だから、なかなか話を切り出せない。一緒に行くのは危険だと――割り切れない。
「そういえば、シールもラム酒が好きだったよね」
「……そうだな。シールと過ごしたあの頃は、よくラム酒と少しのツマミで騒いでた」
「アンタに甲斐性がないから、拾ってきた捨て子達のご飯を届けにアタシもよく邪魔してたわねぇ」
シールはハイランドの古いやり方が気に入らず国を出た。そして、ロスタインもハイランドも捨てた荒れ地にある傾いた家で捨て子十人を育てていた。
「あの頃は世話になったな」
「今もアタシの世話になってるでしょうが!」
アリスはほろ酔い気味に突っかかってくると、片肘をついて、遠くを見るように緑色の瞳を細めた。
「何度も通った。泊まることもあった。それでも、アタシの知らないアンタとシールの時間はたくさんある……気になってたんだけど、その、アンタたちはどこまでいってたの?」
どこまで。言いづらそうに口にしたアリスの頬がさらに赤くなったのは見間違いではないだろう。ラム酒を一口含んでから、「なんもねぇよ」と返す。
「俺がシールと過ごした日々は、なんもなかった。それまでもなんもなかった俺だったから、なにかを求めるっていうのを知らなかったんだろうな」
「そう……今のアンタは、どうなの? 求めているものはあるの?」
「だから、俺はシールを蘇らせるって……」
そこまで言葉にできたが、口を閉じてしまう。ふと視線を上げれば、アリスの顔も暗くなっていることに気づいた。
「二年半前――『あんな別れ方』をしたら、普通は諦める。なのにアンタは、ずっとシールの背中を追っている……普通はね、死んだらそこで終わりなのよ。『思い出』になるの。それを、アンタは――」
遠くからカイムへ視線を戻したアリスは、哀歓の籠る表情を向けた。
「まだ、諦められないの?」
諦める。もしもその選択肢を選んだら、アリスとニオと三人、新しい『道』を行けるのだろう。シールをアリスの言う通り思い出にして、クラッドにシールの意思を返して
そして――
――お父さん。
「……諦めるわけには、いかねぇな」
心が、『楽な道』を選ぼうとした。少し考えれば、競争相手は天使の血を引くクラッド率いるハイランド。ちょっと強いからって、どうこうできなくてもおかしくない。
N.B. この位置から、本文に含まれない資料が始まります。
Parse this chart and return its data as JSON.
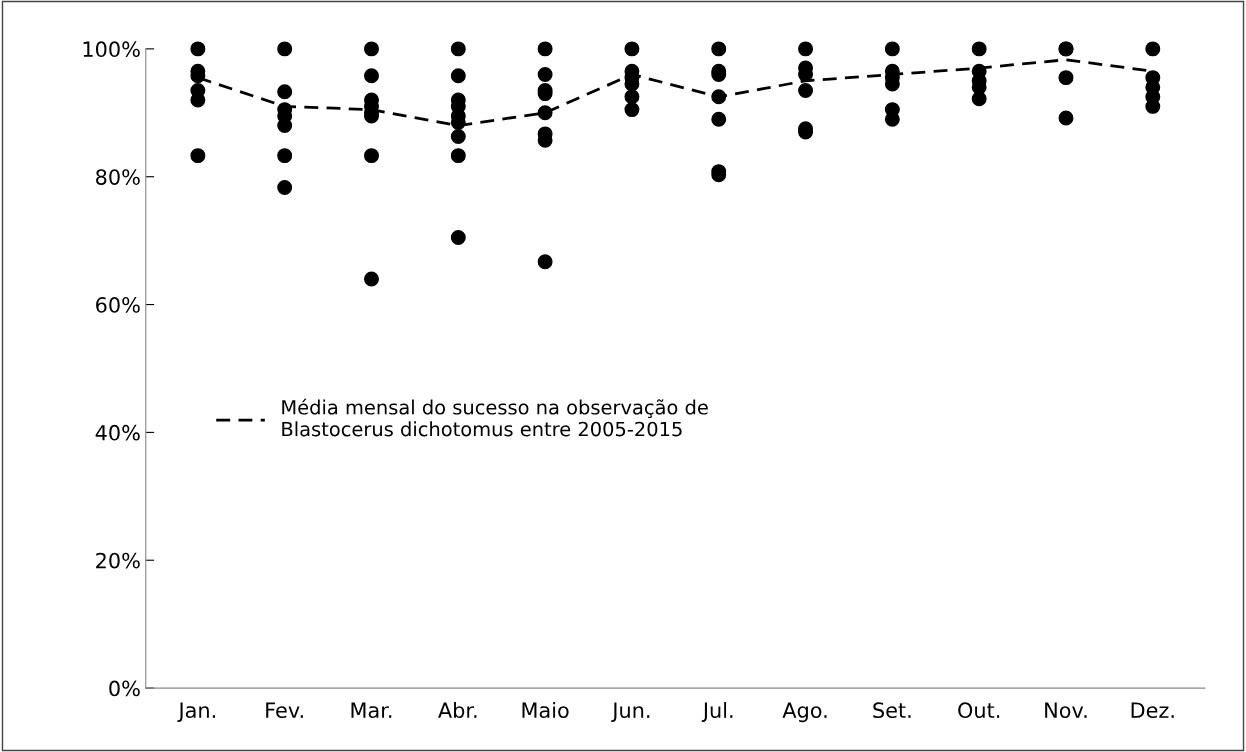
{
  "chart_data": {
    "type": "scatter",
    "categories": [
      "Jan.",
      "Fev.",
      "Mar.",
      "Abr.",
      "Maio",
      "Jun.",
      "Jul.",
      "Ago.",
      "Set.",
      "Out.",
      "Nov.",
      "Dez."
    ],
    "series": [
      {
        "color": "#000000",
        "marker": "circle",
        "x": [
          "Jan.",
          "Jan.",
          "Jan.",
          "Jan.",
          "Jan.",
          "Jan.",
          "Fev.",
          "Fev.",
          "Fev.",
          "Fev.",
          "Fev.",
          "Fev.",
          "Fev.",
          "Mar.",
          "Mar.",
          "Mar.",
          "Mar.",
          "Mar.",
          "Mar.",
          "Mar.",
          "Mar.",
          "Abr.",
          "Abr.",
          "Abr.",
          "Abr.",
          "Abr.",
          "Abr.",
          "Abr.",
          "Abr.",
          "Abr.",
          "Maio",
          "Maio",
          "Maio",
          "Maio",
          "Maio",
          "Maio",
          "Maio",
          "Maio",
          "Jun.",
          "Jun.",
          "Jun.",
          "Jun.",
          "Jun.",
          "Jun.",
          "Jul.",
          "Jul.",
          "Jul.",
          "Jul.",
          "Jul.",
          "Jul.",
          "Jul.",
          "Ago.",
          "Ago.",
          "Ago.",
          "Ago.",
          "Ago.",
          "Ago.",
          "Set.",
          "Set.",
          "Set.",
          "Set.",
          "Set.",
          "Set.",
          "Out.",
          "Out.",
          "Out.",
          "Out.",
          "Out.",
          "Nov.",
          "Nov.",
          "Nov.",
          "Nov.",
          "Dez.",
          "Dez.",
          "Dez.",
          "Dez.",
          "Dez."
        ],
        "values": [
          100,
          96.5,
          95.8,
          93.5,
          92,
          83.3,
          100,
          93.3,
          90.5,
          89.5,
          88,
          83.3,
          78.3,
          100,
          95.8,
          92,
          91,
          90,
          89.5,
          83.3,
          64,
          100,
          95.8,
          92,
          91,
          89.5,
          88.5,
          86.3,
          83.3,
          70.5,
          100,
          96,
          93.5,
          93,
          90,
          86.7,
          85.7,
          66.7,
          100,
          96.5,
          95.5,
          94.5,
          92.5,
          90.5,
          100,
          96.5,
          96,
          92.5,
          89,
          80.8,
          80.3,
          100,
          97,
          96,
          93.5,
          87.5,
          87,
          100,
          96.5,
          95.5,
          94.5,
          90.5,
          89,
          100,
          96.5,
          95,
          94,
          92.2,
          100,
          100,
          95.5,
          89.2,
          100,
          95.5,
          94,
          92.5,
          91
        ]
      },
      {
        "type": "line",
        "name": "Média mensal do sucesso na observação de\nBlastocerus dichotomus entre 2005-2015",
        "color": "#000000",
        "line_style": "dashed",
        "marker": "none",
        "values": [
          95.5,
          91,
          90.5,
          88,
          90,
          96,
          92.5,
          95,
          96,
          97,
          98.3,
          96.5
        ]
      }
    ],
    "ylim": [
      0,
      100
    ],
    "yticks": [
      {
        "value": 0,
        "label": "0%"
      },
      {
        "value": 20,
        "label": "20%"
      },
      {
        "value": 40,
        "label": "40%"
      },
      {
        "value": 60,
        "label": "60%"
      },
      {
        "value": 80,
        "label": "80%"
      },
      {
        "value": 100,
        "label": "100%"
      }
    ],
    "grid": false,
    "legend": "left"
  }
}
だとしても、行かなくてはならない。血の石碑で、シールを蘇らせ、この力を得るために払った代償――罪を贖うため。
「俺は諦めねぇ。事はもう、シール一人の問題じゃねぇんだ。だから――危険な旅になるんだが、一緒に来てくれるか?」
アリスの支援なしでは、どこかで行き倒れてケチな盗人になってしまう。もうそんな生活は嫌で、巻き込むのを前提で話し出せば、「シール一人の問題じゃないんでしょ?」と、アリスは微笑んでいた。
「シールはアタシの友達でもあるの。人間で初めてできた友達。だから、アンタが断ってもついてくって、さっき決めたから」
顔を赤らめながらの声に、カイムまで笑ってしまった。
「はい! 旅に出るんならしばらくお酒飲めないから! 今日は飲むわよ!」
アリスの思いやりに感謝し、今度はラム酒を気持ちよく飲み込んだ。